Wie wenig hatte es ihn dagegen beeindruckt, dass man ihn an einen Pfahl kettete, weil er dem Gefangenen Wasser und Schatten gespendet hatte.
»Wie ist dein Name?« fragte Mythor in die Dunkelheit des Zeltes hinein, in die Richtung, in der er den Rafher wusste. Es raschelte, als sich der dunkelhäutige Jüngling mit der helleren und von der Sonne geröteten Gesichtshälfte auf die andere Seite herumdrehte.

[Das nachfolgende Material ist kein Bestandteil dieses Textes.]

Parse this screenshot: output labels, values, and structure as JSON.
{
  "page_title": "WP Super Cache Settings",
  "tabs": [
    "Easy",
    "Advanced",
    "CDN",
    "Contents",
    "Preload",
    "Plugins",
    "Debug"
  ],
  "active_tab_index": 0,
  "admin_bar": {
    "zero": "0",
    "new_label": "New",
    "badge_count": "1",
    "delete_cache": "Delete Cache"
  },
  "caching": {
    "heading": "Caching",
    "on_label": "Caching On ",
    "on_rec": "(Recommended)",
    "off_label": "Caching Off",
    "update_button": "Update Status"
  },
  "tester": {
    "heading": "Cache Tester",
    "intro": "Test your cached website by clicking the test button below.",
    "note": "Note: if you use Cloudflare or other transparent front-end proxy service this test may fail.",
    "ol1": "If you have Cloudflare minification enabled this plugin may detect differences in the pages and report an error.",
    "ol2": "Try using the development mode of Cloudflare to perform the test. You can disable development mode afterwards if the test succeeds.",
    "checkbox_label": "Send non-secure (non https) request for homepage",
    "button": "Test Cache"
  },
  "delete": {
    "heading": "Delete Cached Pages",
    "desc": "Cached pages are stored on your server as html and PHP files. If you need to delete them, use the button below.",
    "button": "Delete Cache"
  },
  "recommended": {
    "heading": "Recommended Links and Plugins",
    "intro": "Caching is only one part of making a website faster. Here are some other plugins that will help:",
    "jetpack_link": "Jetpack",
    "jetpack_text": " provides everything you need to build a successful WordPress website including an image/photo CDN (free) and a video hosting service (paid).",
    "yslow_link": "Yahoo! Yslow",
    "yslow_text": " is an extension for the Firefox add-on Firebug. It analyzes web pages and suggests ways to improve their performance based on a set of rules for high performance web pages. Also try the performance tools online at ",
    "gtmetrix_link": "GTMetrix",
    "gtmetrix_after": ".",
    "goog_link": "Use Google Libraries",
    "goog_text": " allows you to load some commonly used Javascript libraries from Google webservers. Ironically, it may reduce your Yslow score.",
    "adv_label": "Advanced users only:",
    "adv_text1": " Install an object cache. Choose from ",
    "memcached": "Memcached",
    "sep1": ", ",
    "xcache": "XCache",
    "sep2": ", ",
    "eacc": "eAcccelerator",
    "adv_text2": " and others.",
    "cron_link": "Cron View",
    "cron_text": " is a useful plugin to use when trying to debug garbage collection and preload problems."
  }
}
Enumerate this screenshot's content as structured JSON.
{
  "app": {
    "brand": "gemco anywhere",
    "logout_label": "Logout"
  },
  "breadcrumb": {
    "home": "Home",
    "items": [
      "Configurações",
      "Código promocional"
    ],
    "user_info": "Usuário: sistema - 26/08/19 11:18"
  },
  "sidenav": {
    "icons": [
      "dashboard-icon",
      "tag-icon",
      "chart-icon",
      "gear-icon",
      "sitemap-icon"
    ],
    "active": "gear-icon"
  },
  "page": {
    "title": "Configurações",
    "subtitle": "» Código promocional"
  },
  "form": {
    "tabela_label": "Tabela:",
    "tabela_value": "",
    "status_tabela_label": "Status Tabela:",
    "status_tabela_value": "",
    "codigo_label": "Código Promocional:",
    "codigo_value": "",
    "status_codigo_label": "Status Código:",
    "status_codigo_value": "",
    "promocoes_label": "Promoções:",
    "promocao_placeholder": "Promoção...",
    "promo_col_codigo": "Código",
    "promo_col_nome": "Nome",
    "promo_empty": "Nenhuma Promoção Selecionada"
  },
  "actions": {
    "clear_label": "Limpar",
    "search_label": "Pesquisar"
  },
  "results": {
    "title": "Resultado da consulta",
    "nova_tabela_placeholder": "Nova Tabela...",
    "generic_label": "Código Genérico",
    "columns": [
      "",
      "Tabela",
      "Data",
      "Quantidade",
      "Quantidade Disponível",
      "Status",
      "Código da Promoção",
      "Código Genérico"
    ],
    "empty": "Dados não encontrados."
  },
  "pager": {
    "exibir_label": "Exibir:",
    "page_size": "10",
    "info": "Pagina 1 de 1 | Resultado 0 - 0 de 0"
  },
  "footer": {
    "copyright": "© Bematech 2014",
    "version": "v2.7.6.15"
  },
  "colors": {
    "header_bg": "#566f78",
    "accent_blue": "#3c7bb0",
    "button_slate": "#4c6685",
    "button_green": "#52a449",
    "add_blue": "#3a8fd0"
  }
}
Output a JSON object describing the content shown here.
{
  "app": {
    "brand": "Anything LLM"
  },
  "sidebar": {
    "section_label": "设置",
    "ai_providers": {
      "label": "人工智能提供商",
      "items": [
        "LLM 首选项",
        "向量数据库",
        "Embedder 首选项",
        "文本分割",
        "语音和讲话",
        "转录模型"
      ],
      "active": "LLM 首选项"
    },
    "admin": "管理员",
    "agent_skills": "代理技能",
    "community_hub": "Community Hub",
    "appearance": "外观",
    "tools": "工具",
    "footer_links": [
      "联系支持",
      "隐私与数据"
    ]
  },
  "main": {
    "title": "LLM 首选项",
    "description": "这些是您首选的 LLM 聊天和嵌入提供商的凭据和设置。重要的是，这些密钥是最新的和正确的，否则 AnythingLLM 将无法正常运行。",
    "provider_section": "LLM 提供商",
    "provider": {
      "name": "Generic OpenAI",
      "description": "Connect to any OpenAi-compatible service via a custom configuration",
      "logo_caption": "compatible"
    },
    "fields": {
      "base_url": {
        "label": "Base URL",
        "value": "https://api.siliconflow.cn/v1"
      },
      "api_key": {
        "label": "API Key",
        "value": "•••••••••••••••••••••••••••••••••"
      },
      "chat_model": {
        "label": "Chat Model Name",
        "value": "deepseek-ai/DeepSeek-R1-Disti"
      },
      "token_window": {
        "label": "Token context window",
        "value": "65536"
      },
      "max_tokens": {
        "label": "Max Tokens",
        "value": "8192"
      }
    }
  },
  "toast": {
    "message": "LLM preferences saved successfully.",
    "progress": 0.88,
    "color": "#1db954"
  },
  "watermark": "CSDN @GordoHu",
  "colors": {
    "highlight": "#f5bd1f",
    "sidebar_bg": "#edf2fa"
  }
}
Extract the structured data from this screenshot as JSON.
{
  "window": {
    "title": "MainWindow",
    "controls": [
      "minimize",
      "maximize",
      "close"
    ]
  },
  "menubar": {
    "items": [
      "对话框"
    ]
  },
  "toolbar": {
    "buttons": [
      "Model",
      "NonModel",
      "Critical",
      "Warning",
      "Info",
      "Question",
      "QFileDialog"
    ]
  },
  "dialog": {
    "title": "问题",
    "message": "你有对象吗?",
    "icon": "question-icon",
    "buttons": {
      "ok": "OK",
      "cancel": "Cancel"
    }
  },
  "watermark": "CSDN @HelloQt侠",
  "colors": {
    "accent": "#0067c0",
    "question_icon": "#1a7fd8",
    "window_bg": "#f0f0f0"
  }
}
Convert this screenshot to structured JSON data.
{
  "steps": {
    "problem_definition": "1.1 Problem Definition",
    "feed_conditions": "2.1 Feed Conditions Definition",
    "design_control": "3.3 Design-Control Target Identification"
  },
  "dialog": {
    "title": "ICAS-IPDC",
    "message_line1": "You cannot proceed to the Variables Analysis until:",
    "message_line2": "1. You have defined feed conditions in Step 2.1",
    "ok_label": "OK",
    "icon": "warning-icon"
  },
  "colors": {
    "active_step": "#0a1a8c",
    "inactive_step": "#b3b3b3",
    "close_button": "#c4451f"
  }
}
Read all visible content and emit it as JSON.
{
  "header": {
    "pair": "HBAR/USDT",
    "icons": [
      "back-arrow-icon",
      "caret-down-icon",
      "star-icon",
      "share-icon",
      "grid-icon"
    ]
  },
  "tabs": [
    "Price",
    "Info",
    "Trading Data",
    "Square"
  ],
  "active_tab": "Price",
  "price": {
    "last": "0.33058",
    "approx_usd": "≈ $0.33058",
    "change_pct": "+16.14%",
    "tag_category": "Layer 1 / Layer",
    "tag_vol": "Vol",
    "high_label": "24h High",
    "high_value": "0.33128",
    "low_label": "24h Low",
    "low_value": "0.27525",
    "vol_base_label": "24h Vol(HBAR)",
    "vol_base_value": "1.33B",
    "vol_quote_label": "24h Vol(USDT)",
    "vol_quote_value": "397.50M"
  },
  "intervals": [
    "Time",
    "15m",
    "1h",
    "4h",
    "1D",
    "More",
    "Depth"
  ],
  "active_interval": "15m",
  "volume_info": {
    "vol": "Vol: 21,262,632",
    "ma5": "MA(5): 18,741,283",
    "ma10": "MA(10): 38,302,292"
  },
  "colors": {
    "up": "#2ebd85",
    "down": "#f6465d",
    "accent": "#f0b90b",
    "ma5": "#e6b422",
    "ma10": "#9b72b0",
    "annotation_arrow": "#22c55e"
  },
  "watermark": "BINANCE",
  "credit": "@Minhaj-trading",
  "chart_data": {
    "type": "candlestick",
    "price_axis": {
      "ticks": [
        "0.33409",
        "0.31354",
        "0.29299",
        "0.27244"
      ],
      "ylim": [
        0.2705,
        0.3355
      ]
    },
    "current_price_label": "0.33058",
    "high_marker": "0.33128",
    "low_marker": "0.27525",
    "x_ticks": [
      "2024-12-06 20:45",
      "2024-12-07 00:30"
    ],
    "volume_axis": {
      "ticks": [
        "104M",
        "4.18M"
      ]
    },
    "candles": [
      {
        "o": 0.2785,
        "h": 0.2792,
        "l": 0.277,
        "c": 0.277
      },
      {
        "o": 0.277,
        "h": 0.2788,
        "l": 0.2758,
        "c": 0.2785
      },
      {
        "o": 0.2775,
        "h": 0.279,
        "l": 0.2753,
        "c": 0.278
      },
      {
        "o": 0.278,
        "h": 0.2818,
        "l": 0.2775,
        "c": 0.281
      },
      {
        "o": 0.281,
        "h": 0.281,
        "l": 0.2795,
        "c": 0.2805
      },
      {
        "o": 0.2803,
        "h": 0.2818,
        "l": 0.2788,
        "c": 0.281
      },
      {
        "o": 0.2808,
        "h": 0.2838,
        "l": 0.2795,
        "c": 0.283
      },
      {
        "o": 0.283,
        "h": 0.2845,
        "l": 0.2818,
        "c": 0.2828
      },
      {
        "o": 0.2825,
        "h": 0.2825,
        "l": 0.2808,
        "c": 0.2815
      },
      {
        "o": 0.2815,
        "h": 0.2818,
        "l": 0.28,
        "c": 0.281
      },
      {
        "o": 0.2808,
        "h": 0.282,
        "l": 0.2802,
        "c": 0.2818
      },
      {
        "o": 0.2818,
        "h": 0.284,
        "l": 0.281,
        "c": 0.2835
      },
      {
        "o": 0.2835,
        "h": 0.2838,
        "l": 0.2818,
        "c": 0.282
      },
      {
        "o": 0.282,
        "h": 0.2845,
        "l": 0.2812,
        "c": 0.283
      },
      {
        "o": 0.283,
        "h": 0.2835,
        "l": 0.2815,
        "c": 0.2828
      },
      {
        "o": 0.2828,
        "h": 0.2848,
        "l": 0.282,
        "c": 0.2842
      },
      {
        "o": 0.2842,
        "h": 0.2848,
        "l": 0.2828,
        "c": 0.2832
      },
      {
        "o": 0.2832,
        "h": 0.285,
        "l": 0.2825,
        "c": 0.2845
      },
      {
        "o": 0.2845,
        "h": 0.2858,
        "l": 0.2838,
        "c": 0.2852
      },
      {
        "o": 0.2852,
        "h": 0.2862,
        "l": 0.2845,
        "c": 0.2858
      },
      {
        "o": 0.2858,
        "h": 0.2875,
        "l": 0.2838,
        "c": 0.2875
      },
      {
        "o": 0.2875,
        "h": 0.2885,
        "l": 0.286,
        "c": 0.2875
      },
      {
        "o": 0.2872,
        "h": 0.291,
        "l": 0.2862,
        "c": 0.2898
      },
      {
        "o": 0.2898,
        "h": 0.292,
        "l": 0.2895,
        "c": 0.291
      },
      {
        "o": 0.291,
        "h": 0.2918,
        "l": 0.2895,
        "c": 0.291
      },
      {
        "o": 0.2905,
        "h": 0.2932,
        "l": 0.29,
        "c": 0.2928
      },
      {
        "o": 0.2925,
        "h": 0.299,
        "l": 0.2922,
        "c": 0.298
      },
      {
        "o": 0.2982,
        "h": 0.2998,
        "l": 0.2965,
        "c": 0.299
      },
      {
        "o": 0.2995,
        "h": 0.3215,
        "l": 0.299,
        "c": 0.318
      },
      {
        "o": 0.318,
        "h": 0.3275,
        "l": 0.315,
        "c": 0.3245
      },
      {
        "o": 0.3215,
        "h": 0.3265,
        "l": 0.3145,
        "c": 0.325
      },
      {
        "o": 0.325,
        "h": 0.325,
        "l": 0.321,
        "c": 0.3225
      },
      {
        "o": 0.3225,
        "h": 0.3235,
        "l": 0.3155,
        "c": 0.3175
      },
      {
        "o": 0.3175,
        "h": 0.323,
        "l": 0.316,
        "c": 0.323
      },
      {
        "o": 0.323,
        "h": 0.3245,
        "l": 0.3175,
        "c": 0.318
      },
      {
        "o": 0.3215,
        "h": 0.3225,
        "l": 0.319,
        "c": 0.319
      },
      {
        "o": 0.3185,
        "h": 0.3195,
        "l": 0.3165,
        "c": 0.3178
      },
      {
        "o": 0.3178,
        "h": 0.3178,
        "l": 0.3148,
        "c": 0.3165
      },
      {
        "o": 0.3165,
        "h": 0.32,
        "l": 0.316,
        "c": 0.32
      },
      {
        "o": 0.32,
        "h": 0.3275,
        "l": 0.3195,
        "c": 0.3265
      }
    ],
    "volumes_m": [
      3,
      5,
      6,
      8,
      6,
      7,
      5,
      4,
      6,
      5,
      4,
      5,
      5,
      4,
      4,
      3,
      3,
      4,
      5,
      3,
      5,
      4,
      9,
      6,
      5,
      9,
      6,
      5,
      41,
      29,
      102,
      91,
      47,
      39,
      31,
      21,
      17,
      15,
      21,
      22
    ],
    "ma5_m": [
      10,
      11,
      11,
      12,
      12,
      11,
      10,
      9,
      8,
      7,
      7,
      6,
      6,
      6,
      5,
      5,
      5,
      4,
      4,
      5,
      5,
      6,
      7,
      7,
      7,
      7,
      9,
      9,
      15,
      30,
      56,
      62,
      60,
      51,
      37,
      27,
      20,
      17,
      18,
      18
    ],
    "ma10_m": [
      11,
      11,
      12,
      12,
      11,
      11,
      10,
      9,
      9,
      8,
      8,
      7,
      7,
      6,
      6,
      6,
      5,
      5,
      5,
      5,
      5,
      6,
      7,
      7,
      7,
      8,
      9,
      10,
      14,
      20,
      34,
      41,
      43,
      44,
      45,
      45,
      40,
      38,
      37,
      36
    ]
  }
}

»Geht es dir besser?« erkundigte sich Mythor. Er bekam keine Antwort, und er hatte auch keine erwartet. Er durfte nicht glauben, dass der Rafher sofort Vertrauen zu ihm hatte, nur weil er ihm Wasser gereicht hatte. In seiner Lage konnte er dies leicht für arglistige Täuschung halten – überhaupt jetzt, da man es ihm ersparte, weiterhin am Pfahl schmachten zu müssen.
»Du brauchst mir nicht zu antworten«, sprach Mythor wieder, »wenn dir nicht danach ist. Aber du sollst wissen, dass ich keine Hintergedanken hatte, als ich…«
Mythor verstummte, als am Eingang des Zeltes ein Geräusch erklang. Gleich darauf wurde die Zeltplane zurückgeschlagen, und eine Gestalt in einem Burnus erschien in der Öffnung. Im Hintergrund war der flackernde Schein der Lagerfeuer zu sehen. Mythor musste den Mann für einen der Wachtposten halten, der sich davon überzeugen wollte, dass mit den Gefangenen alles in Ordnung sei.
Ihm lag eine ätzende Bemerkung auf der Zunge, doch bevor er sie loswerden konnte, erklang eine bekannte Stimme. »Still! Ich bin es!«
»Sadagar!« entfuhr es Mythor. »Reitet dich ein Dämon, dass du hier eindringst? Das kann dich Kopf und Kragen kosten.«
»Harmod hat die Wache abgelenkt«, erklärte Sadagar flüsternd und warf Mythor ein Bündel zu. »Da, zieh den Burnus an. Wir fliehen.«
»Harmod?« wunderte sich Mythor. »Wie kommt er dazu, uns zu helfen?«
»Stell jetzt keine Fragen!« sagte Sadagar hastig. »Wir haben ein Diromo und Harmod, der mit diesem Schnabelungeheuer umgehen kann. Alles andere zählt im Augenblick nicht. Beeile dich!«
Mythor schlüpfte in den Burnus und stülpte sich die Kapuze über den Kopf. Dann zögerte er. »Wir können nicht ohne den Rafher gehen«, sagte er bestimmt. »Ganif würde ihn früher oder später töten. Wenn wir fliehen, nehmen wir ihn mit.«
Sadagar seufzte. »Ich habe mir so etwas Ähnliches gedacht und Harmod gegenüber eine Andeutung gemacht. Er war nicht begeistert davon, den halbtoten Rafher mitzunehmen. Andererseits kennt er vermutlich das Land besser als jeder andere und… Aber was rede ich da.« Er wandte sich dem Rafher zu und fragte: »Freundchen, kannst du laufen?«
»Er ist zu schwach dazu«, erklärte Mythor.